A: If you have worries yes. Sell it as a supportive package to the parent, make it clear from the start that you are worried about how the child will cope and because the school have an established relationship with the child they will make contact with the child via the parent and explain how often. Speaking to both child and parent where possible would be advised
Q: If a vulnerable child is not attending school, how frequently should school staff be contacting the family to enquire about their general wellbeing/welfare etc?

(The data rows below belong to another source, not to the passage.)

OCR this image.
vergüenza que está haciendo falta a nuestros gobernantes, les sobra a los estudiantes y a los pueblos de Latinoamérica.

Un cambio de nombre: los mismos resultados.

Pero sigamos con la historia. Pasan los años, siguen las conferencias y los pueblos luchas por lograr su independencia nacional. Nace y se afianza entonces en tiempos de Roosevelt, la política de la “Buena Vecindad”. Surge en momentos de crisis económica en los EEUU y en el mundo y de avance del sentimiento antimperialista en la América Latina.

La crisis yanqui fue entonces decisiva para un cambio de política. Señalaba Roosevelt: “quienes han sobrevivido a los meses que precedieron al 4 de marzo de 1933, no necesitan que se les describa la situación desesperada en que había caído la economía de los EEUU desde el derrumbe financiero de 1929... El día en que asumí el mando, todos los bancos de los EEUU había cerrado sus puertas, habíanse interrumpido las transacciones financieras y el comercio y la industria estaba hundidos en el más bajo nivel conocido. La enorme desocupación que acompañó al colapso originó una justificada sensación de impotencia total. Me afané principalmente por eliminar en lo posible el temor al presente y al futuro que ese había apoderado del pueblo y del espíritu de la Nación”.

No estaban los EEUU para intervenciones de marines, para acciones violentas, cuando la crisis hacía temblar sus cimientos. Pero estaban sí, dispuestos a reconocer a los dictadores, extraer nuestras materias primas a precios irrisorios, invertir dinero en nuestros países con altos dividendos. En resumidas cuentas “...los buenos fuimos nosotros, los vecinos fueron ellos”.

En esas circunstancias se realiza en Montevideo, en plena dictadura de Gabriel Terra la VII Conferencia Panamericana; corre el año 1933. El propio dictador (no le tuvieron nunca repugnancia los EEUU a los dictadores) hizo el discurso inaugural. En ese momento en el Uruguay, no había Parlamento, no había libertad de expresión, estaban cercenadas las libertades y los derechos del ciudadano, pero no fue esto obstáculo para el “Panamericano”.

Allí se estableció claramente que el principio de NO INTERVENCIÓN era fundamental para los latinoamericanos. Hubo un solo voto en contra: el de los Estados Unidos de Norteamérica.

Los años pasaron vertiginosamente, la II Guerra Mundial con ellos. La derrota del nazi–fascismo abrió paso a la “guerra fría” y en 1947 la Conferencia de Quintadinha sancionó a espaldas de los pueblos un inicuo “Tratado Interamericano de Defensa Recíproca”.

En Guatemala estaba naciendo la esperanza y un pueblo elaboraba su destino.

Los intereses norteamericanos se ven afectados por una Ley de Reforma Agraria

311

A: As often as the schools see necessary as this will be different for each case
Q: Should we be doing an appendix to our existing safeguarding policies on Covid-19 - would we actually call it 'Covid-19 Safeguarding'?
A: The government advises in some cases a COVID-19 annex/addendum that summaries any key COVID-19 related changes might be more effective that re-writing and re-issuing the whole policy.
Q: Thank you would like one about teenagers running away from home during current situation of lockdown
A: Please register to join our webinar with NWG on exploitation during the crisis.
Q: I work in a specialist provision, so students will struggle to report concerns themselves. What extra controls can we put into place other than regular phone calls?
A: Making students know they can contact a named person from the school via email, telephone number, text (school mobile). Signposting them to NSPCC, local children social care.
Q: What good practice do you recommend for children to report concerns. So those we are concerned about & our vulnerable concerns we are calling and talking to parents. Is it the parents we should be talking to or the child?
A: Schools and colleges should also follow up with any parent or carer who has arranged care for their children and the children subsequently do not attend. To support the above, schools and colleges should take the opportunity when communicating with parents and carers to confirm emergency contact numbers are correct and ask for any additional emergency contact numbers where they are available. In all circumstances where a vulnerable child does not take up their place at school or college, or discontinues, the school or college should notify their social worker.
Q: My concern is for students with SEND and some non-verbal is that we are talking to parents and basing our risk assessment on parents' view of the wellbeing of a child. Is there any advice on how to safeguard nonverbal students?
A: Use the same methods of communication you would use in the school. Have they got a keyworker? Social worker in the children with disabilities team? Mash team? Research the local support for SEND and some non-verbal and make enquiries about how they can support.